Summary
With respect to the blockbuster antidepressant drug Lexapro®, the US Court of Appeals for the Federal Circuit, CAFC or Fed Cir, affirmed the prior November, 2006 Opinion of the Delaware District Court with respect to Plaintiff Forest Labs (NYSE:FRX) Paragraph (IV) patent infringement litigation against Ivax and Cipla. More specifically, the CAFC (a) affirmed that Reissue Patent 34712 [an Orange Book patent which protects Lexapro®] is valid; (b) affirmed the trial court's injunction order against both Ivax and Cipla; and (c) modified the scope of the injunction to apply only to escitalopram oxalate (the active product ingredient in Lexapro® - the single-isomer). This Fed Cir ruling is a definitive, solid win for Forest Labs; however, it does not mean that other currently marketed optically-pure drugs are all safe from generic manufacturers' assertions of patent invalidity.
Analysis
Paragraph (IV) Abbreviated New Drug Application (ANDA) patent infringement litigation is of high-stakes critical importance to both innovator and generic pharmaceutical manufacturers.
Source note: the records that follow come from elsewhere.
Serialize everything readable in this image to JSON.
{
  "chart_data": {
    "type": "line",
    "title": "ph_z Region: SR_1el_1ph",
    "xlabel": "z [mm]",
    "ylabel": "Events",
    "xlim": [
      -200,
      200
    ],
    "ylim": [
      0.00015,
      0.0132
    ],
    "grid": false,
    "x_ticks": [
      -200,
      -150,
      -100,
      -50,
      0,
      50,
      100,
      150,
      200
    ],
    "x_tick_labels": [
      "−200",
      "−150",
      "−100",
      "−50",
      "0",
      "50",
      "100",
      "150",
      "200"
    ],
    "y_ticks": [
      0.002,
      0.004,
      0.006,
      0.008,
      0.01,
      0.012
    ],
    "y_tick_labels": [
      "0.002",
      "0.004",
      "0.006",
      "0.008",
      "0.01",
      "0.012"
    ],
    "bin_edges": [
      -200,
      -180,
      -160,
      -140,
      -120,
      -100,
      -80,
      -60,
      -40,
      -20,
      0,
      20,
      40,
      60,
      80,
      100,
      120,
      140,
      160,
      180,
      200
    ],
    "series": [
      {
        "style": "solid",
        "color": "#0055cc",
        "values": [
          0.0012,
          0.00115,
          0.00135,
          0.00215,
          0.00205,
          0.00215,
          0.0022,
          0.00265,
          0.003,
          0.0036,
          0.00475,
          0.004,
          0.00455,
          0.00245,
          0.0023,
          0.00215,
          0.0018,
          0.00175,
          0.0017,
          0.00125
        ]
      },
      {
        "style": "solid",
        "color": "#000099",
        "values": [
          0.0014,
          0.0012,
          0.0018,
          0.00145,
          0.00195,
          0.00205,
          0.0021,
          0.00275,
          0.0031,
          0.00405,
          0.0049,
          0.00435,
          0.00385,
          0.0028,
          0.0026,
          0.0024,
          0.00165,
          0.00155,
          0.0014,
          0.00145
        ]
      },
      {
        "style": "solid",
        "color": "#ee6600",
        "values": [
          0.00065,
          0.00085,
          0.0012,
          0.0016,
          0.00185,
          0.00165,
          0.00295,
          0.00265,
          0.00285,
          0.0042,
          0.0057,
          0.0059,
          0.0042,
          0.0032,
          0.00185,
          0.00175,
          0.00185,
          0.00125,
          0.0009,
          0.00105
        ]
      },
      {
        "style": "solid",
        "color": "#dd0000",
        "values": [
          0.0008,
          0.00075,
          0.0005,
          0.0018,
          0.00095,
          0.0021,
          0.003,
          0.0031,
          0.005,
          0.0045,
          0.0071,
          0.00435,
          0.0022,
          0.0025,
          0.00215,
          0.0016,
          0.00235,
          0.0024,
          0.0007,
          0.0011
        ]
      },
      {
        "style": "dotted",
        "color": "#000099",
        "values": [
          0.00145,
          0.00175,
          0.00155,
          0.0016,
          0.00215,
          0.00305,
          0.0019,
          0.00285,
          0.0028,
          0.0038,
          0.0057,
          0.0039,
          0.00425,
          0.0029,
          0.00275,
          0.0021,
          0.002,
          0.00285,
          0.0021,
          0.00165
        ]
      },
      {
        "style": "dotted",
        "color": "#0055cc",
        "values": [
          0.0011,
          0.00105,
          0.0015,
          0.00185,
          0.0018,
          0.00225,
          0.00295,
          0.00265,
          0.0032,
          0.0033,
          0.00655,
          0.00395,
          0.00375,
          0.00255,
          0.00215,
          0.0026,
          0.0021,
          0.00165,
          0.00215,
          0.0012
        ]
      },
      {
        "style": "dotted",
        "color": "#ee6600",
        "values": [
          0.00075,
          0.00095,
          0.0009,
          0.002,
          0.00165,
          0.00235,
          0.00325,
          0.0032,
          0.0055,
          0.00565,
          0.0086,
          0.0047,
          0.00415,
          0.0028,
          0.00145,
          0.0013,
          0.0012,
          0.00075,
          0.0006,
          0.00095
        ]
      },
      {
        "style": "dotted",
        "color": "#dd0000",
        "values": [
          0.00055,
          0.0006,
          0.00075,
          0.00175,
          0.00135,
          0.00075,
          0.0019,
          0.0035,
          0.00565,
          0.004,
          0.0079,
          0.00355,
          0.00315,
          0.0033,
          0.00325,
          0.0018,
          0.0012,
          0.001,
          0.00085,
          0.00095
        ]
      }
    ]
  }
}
On the positive side (from Big Pharma's perspective) this Federal Circuit victory for Forest Labs shows that 2nd generation, single-enantiomer drug products can be successfully asserted against possible generic product launches. On the other hand, for the generic manufacturers seeking early market entry, the assault against the Orange Book innovator patents will continue. The specific facts of this Lexapro® litigation do not imply that other optically-pure branded drug patents will survive the Paragraph (IV) Patent Challenges. The Federal Circuit's Opinion notes the following in reaching its conclusions: (a) a key prior art reference, Smith, is not enabling with respect to anticipation or obvious patent invalidity; (b) a team of chemists at Lundbeck had unsuccessfully tried for 2 years to separate the enantiomers of citalopram (the active product ingredient as a racemic mixture) into the 2 individual stereoisomer; and (c) the intentional use of an optically-pure diol intermediate enantiomer in the chemical synthesis of Lexapro® is yet another factor used in reaching the decision to reject the assertions of patent invalidity by the Defendants Ivax & Cipla.